Well, IMO this is as simplistic as they come. If "true ecology" is left to
the technocrats, disaster is impending, as they have _no_ fundamental
understanding of the deeper processes. I took a masters program in
environmental studies once and one of those specialists explained to us
students the nature of their approach. At the time (early eighties) they
had discovered that corn can be employed to clean soil that has been
polluted by immission from nearby highways (mainly lead), since this crop
is capable of absorbing lead and storing it in the cobs. Someone then asked
what was done with those cobs, since they were clearly not suitable for
consumption. The answer was as simple as it was baffling: the polluted corn
was mixed with unpolluted corn, until the average quantity of lead was well
below accepted levels. True ecology is both a scientific _and_ a
philosophical problem, since it reflects our complete physical and mental
household. I would say that both politicians _and_ scientists (especially
the technologically inclined) have been doing a _very_ poor job at it over
the last thirty years.
>Decision making based on innate appeal of memes is what we applied
>memeticists wish to dismantle.
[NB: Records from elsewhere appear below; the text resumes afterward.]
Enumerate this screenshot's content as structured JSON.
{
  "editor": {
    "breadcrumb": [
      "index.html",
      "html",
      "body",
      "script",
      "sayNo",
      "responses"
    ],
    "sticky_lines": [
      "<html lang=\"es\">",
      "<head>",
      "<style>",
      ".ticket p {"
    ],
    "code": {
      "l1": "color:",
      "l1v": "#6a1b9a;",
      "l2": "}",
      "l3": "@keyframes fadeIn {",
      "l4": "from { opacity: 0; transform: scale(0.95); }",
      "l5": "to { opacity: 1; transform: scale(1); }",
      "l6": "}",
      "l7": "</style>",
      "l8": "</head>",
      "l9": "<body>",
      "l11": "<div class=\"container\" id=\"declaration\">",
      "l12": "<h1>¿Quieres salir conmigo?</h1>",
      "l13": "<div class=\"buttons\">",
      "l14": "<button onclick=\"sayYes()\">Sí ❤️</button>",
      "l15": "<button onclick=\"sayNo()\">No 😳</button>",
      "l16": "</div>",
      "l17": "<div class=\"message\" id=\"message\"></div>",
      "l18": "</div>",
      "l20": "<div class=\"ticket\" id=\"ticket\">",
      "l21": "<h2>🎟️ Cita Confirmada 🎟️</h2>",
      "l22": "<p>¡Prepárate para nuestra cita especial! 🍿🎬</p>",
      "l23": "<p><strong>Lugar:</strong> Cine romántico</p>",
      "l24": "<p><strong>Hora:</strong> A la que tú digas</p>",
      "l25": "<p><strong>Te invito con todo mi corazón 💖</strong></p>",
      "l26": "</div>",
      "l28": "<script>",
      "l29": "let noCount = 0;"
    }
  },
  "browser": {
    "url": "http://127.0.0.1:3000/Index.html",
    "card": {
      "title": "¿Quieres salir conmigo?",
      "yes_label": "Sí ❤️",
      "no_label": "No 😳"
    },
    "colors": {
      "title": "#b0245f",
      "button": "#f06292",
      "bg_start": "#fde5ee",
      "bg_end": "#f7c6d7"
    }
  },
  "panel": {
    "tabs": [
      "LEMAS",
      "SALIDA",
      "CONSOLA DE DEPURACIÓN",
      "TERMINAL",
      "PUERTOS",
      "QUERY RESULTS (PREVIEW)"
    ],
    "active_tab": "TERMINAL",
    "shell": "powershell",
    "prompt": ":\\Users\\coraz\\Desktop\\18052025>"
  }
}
The key is education on the structure of
>consciousness. Education that is based on the relation between the
>memetic structures at play. The memetic structure of education adapts to
>the memetic structure of individuals's consciousnesses. This is a perfect
>example of memetic engineering. By actually understanding people and
>understanding institutions we improve them.
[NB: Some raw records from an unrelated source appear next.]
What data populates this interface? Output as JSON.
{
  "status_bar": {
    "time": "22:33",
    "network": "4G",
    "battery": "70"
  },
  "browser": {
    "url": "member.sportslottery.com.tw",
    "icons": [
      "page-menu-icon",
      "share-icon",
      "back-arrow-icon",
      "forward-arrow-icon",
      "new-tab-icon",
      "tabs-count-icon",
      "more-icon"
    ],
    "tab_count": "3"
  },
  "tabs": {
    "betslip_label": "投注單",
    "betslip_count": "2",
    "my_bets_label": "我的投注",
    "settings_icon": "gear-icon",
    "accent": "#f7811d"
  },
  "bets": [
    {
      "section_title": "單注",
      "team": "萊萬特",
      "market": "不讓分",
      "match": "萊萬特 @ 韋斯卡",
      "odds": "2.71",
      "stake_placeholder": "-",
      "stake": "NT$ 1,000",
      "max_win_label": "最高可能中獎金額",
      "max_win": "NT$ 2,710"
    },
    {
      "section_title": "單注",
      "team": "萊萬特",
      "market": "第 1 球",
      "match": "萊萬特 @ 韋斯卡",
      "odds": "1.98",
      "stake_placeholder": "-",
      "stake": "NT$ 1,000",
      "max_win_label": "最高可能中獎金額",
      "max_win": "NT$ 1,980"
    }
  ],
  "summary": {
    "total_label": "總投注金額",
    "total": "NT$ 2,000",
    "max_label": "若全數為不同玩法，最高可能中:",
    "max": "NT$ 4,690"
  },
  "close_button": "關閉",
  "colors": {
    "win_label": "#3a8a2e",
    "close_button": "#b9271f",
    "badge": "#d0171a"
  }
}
I'd say the key to education is to understand ourselves as _biological_
processes (both conscious and unconscious). If we fail to understand that
consciousness is _not_ the crown of creation but a rather small part of the
whole, we'll remain in the same deep shit that we're in now. Focusing
exclusively on consciousness has propagated addiction in every conceiveable
field - not only to alcohol but also to arms races, exploitive capitalism,
stifling communism and so on - to pathological lifestyles in general.